I vividly remember struggling to understand the word my comparative literature professor had just spoken, on our first day of an Asian literature survey course: ekphrasis. It was an intriguing, incomprehensible and humbling word. While I understood the general concept, the explanation of a word that means “to make the visual verbal” felt fuzzy around the edges of my brain.
But this was a concept that wouldn’t let me go. Did it apply to all mediums? Was it ekphrasis if a composer was inspired by poetry, or if a choreographer was inspired by nature, etc? Sixteen years later, I still love considering the ways in which artists draw inspiration from each other and merge creative disciplines.
Two weekends ago I had the opportunity to hear the Evansville Philharmonic perform TJ Cole’s “Death of the Poet”. It’s a haunting musical piece inspired by a painting called “Death of the Poet Walter Rheiner (1925)” by Conrad Felixmüller. The painting imagines the tragic early death of a poet from a morphine overdose.
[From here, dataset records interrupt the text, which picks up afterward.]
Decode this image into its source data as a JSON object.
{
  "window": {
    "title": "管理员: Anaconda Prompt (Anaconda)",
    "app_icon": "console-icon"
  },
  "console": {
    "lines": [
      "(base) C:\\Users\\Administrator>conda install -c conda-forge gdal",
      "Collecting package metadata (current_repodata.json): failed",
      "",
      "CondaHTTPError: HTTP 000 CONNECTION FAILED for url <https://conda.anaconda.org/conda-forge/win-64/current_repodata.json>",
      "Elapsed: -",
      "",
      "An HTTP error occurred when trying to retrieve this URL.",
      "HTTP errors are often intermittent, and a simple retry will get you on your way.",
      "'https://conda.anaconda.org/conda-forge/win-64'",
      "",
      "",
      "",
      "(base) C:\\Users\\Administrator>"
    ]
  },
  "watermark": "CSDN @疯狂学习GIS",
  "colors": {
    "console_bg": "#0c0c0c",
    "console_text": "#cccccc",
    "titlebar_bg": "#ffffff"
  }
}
The tragedy is compounded by the poet’s biography- his cocaine addiction began as a response to World War I. Cole’s work spoke to the growing sadness in me about the events of 2020. The world’s tragedies this year, while individual, have felt intensely communal; sitting alone in the balcony and listening to live music for the first time in many months, suddenly I couldn’t stop tears from rolling down my cheeks.
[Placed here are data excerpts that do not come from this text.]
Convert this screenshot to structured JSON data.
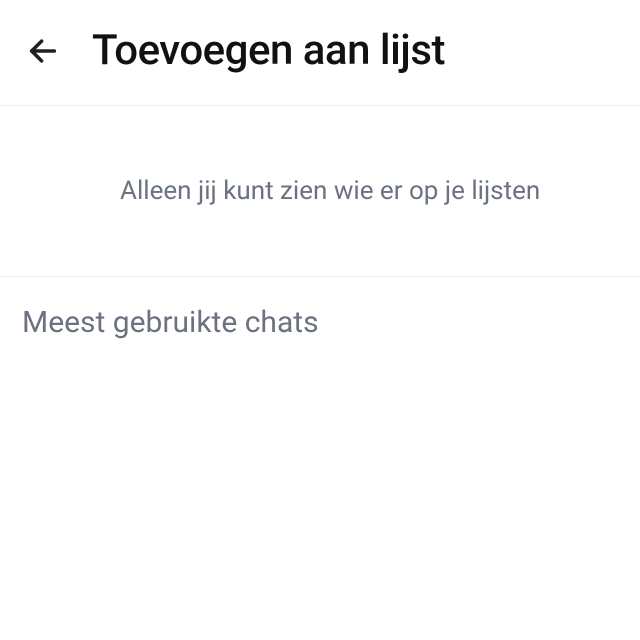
{
  "header": {
    "title": "Toevoegen aan lijst"
  },
  "info": {
    "text": "Alleen jij kunt zien wie er op je lijsten"
  },
  "section": {
    "title": "Meest gebruikte chats"
  }
}
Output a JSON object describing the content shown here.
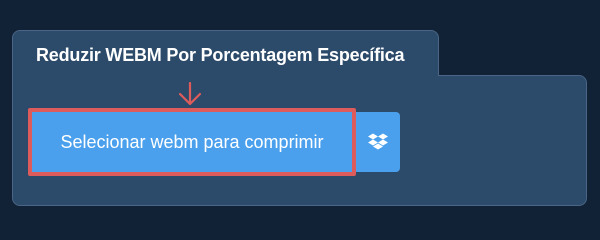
{
  "tab": {
    "title": "Reduzir WEBM Por Porcentagem Específica"
  },
  "upload": {
    "button_label": "Selecionar webm para comprimir",
    "dropbox_icon": "dropbox-icon"
  },
  "colors": {
    "background": "#112236",
    "panel": "#2c4a6a",
    "button": "#4aa0ec",
    "highlight": "#de5b5b"
  }
}
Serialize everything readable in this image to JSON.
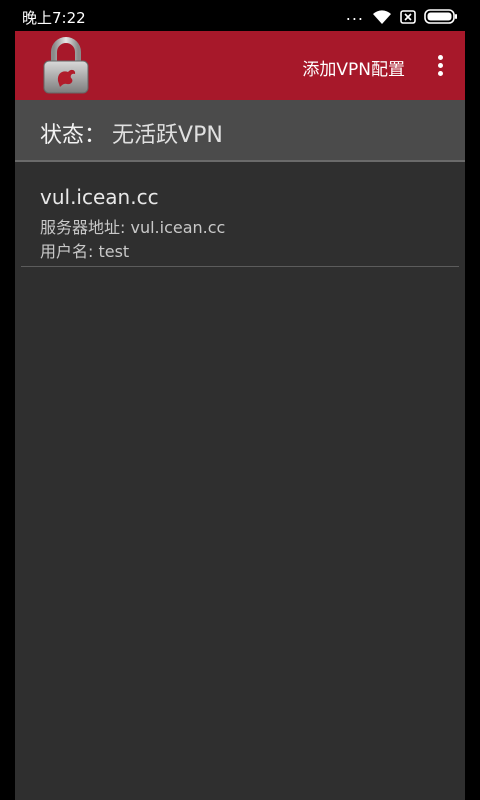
{
  "statusbar": {
    "time": "晚上7:22",
    "signal_dots": "..."
  },
  "toolbar": {
    "app_icon": "padlock-icon",
    "add_vpn_label": "添加VPN配置",
    "overflow_icon": "more-vert-icon"
  },
  "status": {
    "label": "状态：",
    "value": "无活跃VPN"
  },
  "vpn_list": [
    {
      "name": "vul.icean.cc",
      "server_line": "服务器地址: vul.icean.cc",
      "user_line": "用户名: test"
    }
  ],
  "colors": {
    "toolbar": "#a7182a",
    "background": "#2f2f2f",
    "status_row": "#4b4b4b"
  }
}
Listeners had been encouraged to make art inspired by the music, and I thought about how I might attempt to capture what this song brought up for me. I kept picturing a twilight at the edge of the world, and Marina Amaral’s colorized photo of soldiers standing in the ruins of Aachen’s cathedral during WW II came to mind. Watching the twilight of a world through the glass windows of a battered cathedral wall- beauty that has triumphed over ruin- became the image that stayed with me as I listened to Cole’s music.What strikes me powerfully in Felixmüller’s painting is the use of subdued neon tones. There’s so much frantic energy in his vision of the city, but it’s harsh and slightly sinister, radioactive in a way. There’s an ambivalence in Rheiner’s body language- although he appears to be falling out of the apartment window, his body is half turned back, as if he wants to reverse course and return to a moment before the fatal overdose. Bernard Knox has written of the poet Euripides, “They found exposed in his tragic plays the desperation of the human spirit, the misery of the human condition, in a civilization which had reached the end of its spiritual reserves and, as it looked forward, saw, like the prophet on the Olympia pediment, nothing but disaster to come”. I imagine Rheiner standing at his window and considering the city stretching out below. Perhaps he would have agreed with Knox and found it difficult to imagine anything but disaster in the future.
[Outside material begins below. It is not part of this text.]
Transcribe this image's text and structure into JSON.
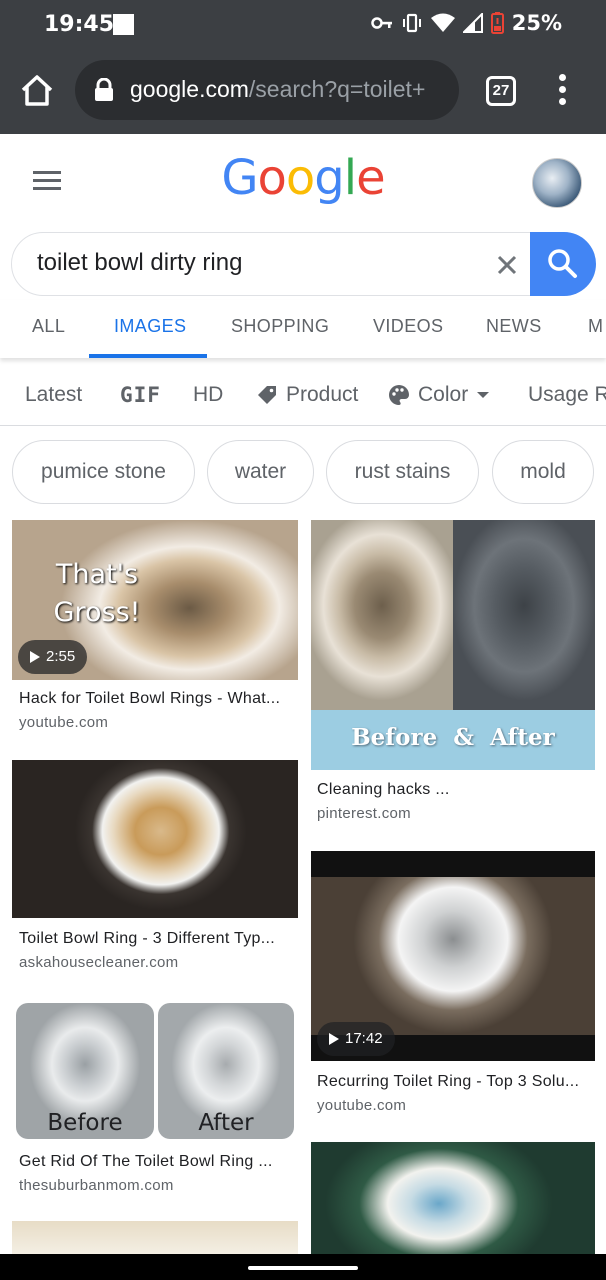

I would have continued with these dark thoughts as I worked on my own painting, except that another piece of music intruded- I watched a figure skater effortlessly glide around the ice to “Clair de lune”. Itself inspired by a French poem, the notes seemed to counterbalance the sadness of Cole’s piece. Where “Death of the Poet” surges into an unbearable climax, Debussy’s music ripples in graceful arcs before fading into stillness. Verlaine’s poem speaks of “fountains sobbing in ecstasy” in the light of the moon, and I love this translation because that merging of sobbing and ecstasy feels like the only way to describe embracing life and survival in the midst of tragic circumstances. It made me think of resilience in times of relentless heartache, of the power the arts have to display beauty’s triumph over ruin.
Maybe it’s odd to think so strongly about resilience while listening to a song about a poet’s death, but that has been the overwhelming feeling for me as I consider this song, this painting, this year, and beautiful lives that ended much too soon.